Businesses could fall foul of regulation because of their failure to optimize database archiving and make information readily accessible, Forrester has warned.
A “store and forget” attitude is being blamed for over a quarter of businesses ending up running production databases of over 50 terabytes in size, and for their difficulty retrieving important historical information. The growth in database storage size is occurring alongside a 50 percent rise in online transactional data, Forrester said.
A worrying one fifth of expenditure on data center infrastructure is directed at supporting data growth, as businesses attempt to retain data for analysis, and 64 percent of businesses surveyed by the analyst firm store the data on high-cost tier-1 storage.
Noel Yuhanna, principal analyst at Forrester, said: “Database archiving often fails to get the attention it needs compared to other critical activities related to production databases and data warehouses.”
“An archival system becomes critical when you need to access archived information in response to a legal summons, customer service issue, security investigation or technical issue. The value of archiving grows considerably as it becomes easier to access the archived data.”

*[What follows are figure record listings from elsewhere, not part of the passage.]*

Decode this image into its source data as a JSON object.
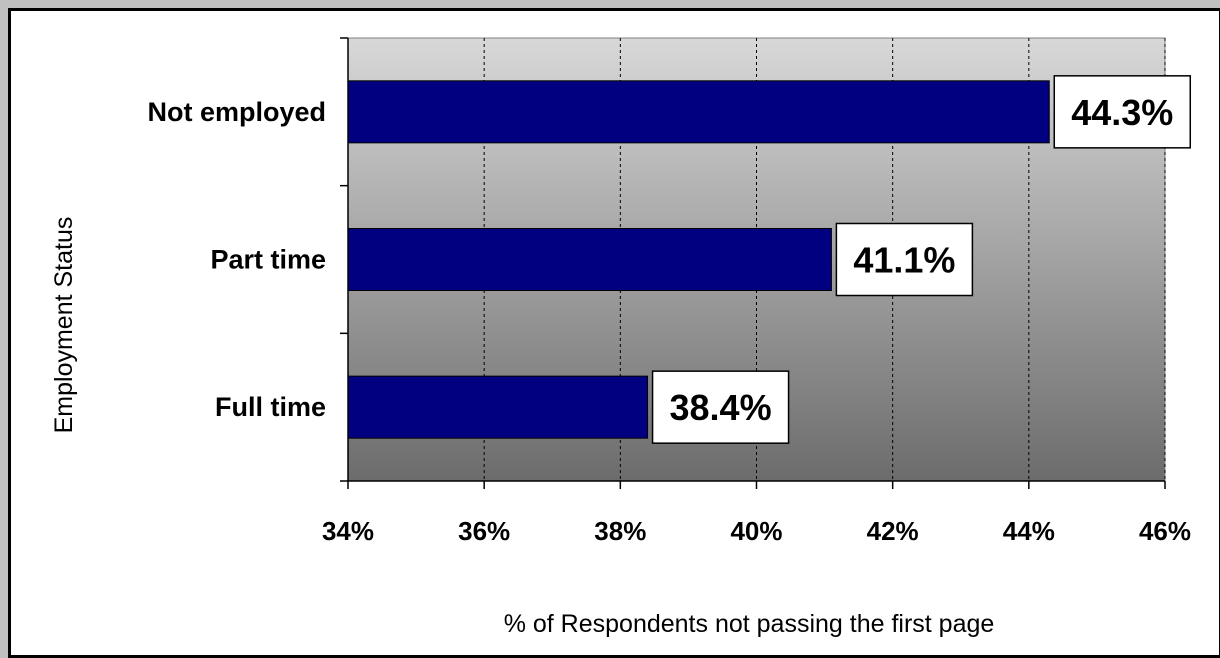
{
  "chart_data": {
    "type": "bar",
    "orientation": "horizontal",
    "categories": [
      "Full time",
      "Part time",
      "Not employed"
    ],
    "values": [
      38.4,
      41.1,
      44.3
    ],
    "data_labels": [
      "38.4%",
      "41.1%",
      "44.3%"
    ],
    "title": "",
    "xlabel": "% of Respondents not passing the first page",
    "ylabel": "Employment Status",
    "xlim": [
      34,
      46
    ],
    "x_ticks": [
      34,
      36,
      38,
      40,
      42,
      44,
      46
    ],
    "x_tick_labels": [
      "34%",
      "36%",
      "38%",
      "40%",
      "42%",
      "44%",
      "46%"
    ],
    "grid": "vertical-dashed",
    "legend": "none",
    "bar_color": "#000080",
    "plot_background": "gradient light-to-dark gray"
  }
}
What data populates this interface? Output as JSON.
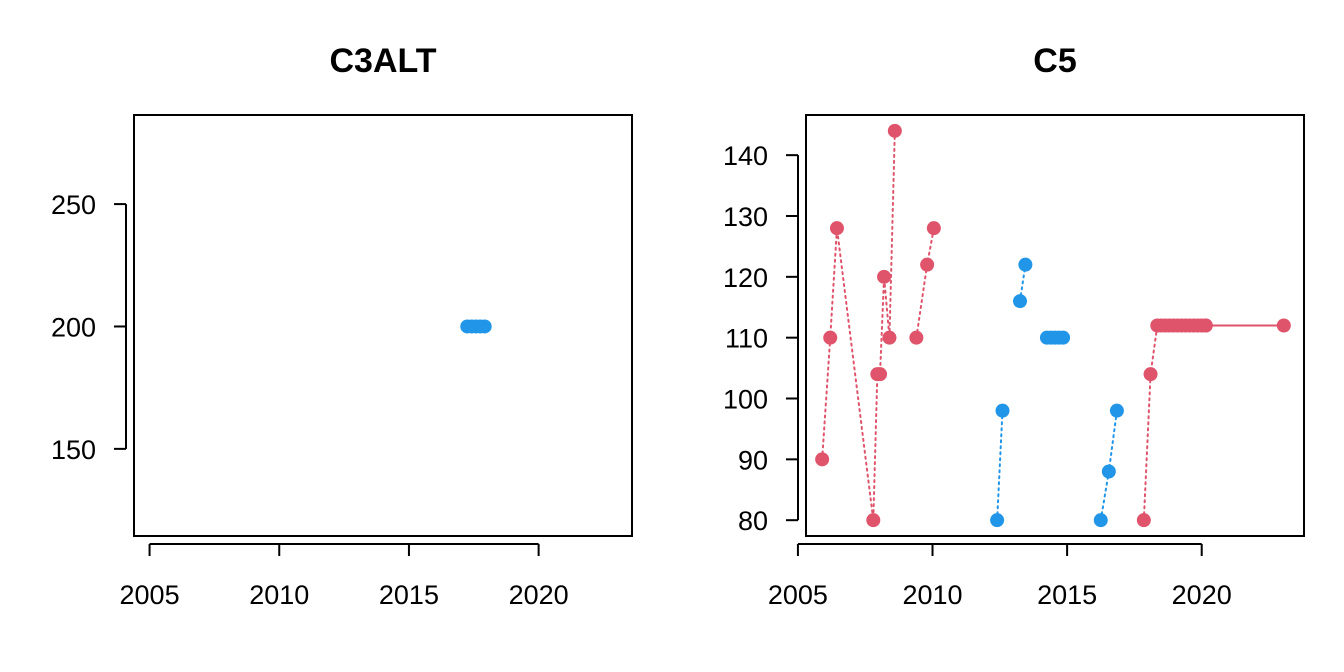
{
  "chart_data": [
    {
      "type": "scatter",
      "title": "C3ALT",
      "xlabel": "",
      "ylabel": "",
      "xlim": [
        2004.4,
        2023.6
      ],
      "ylim": [
        114.4,
        286.4
      ],
      "x_ticks": [
        2005,
        2010,
        2015,
        2020
      ],
      "y_ticks": [
        150,
        200,
        250
      ],
      "grid": false,
      "series": [
        {
          "color": "#2196E8",
          "line": "dotted",
          "x": [
            2017.25,
            2017.42,
            2017.58,
            2017.75,
            2017.92
          ],
          "y": [
            200,
            200,
            200,
            200,
            200
          ]
        }
      ]
    },
    {
      "type": "scatter",
      "title": "C5",
      "xlabel": "",
      "ylabel": "",
      "xlim": [
        2005.3,
        2023.8
      ],
      "ylim": [
        77.4,
        146.6
      ],
      "x_ticks": [
        2005,
        2010,
        2015,
        2020
      ],
      "y_ticks": [
        80,
        90,
        100,
        110,
        120,
        130,
        140
      ],
      "grid": false,
      "series": [
        {
          "color": "#DF536B",
          "line": "dotted",
          "x": [
            2005.9,
            2006.2,
            2006.45,
            2007.8,
            2007.95,
            2008.05,
            2008.2,
            2008.4,
            2008.6
          ],
          "y": [
            90,
            110,
            128,
            80,
            104,
            104,
            120,
            110,
            144
          ]
        },
        {
          "color": "#DF536B",
          "line": "dotted",
          "x": [
            2009.4,
            2009.8,
            2010.05
          ],
          "y": [
            110,
            122,
            128
          ]
        },
        {
          "color": "#2196E8",
          "line": "dotted",
          "x": [
            2012.4,
            2012.6
          ],
          "y": [
            80,
            98
          ]
        },
        {
          "color": "#2196E8",
          "line": "dotted",
          "x": [
            2013.25,
            2013.45
          ],
          "y": [
            116,
            122
          ]
        },
        {
          "color": "#2196E8",
          "line": "dotted",
          "x": [
            2014.25,
            2014.4,
            2014.55,
            2014.7,
            2014.85
          ],
          "y": [
            110,
            110,
            110,
            110,
            110
          ]
        },
        {
          "color": "#2196E8",
          "line": "dotted",
          "x": [
            2016.25,
            2016.55,
            2016.85
          ],
          "y": [
            80,
            88,
            98
          ]
        },
        {
          "color": "#DF536B",
          "line": "dotted",
          "x": [
            2017.85,
            2018.1,
            2018.35,
            2018.5,
            2018.65,
            2018.8,
            2018.95,
            2019.1,
            2019.25,
            2019.4,
            2019.55,
            2019.7,
            2019.85,
            2020.0,
            2020.15
          ],
          "y": [
            80,
            104,
            112,
            112,
            112,
            112,
            112,
            112,
            112,
            112,
            112,
            112,
            112,
            112,
            112
          ]
        },
        {
          "color": "#DF536B",
          "line": "solid",
          "x": [
            2020.15,
            2023.05
          ],
          "y": [
            112,
            112
          ]
        }
      ]
    }
  ]
}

Clearpace, the database archiving software supplier that commissioned the research, said IT managers need to place the same priority on the long term retention and retrieval of structured data, that they place now on managing email and document archives.
Conventional approaches to database archiving often focus on moving inactive data out of production databases, Clearpace said, instead of optimizing data storage and making information easily accessible.
But database archiving is not the only data compliance risk companies are struggling to tackle. According to research released separately today, around a third of IT users have lost important documents and been unable to find them when required.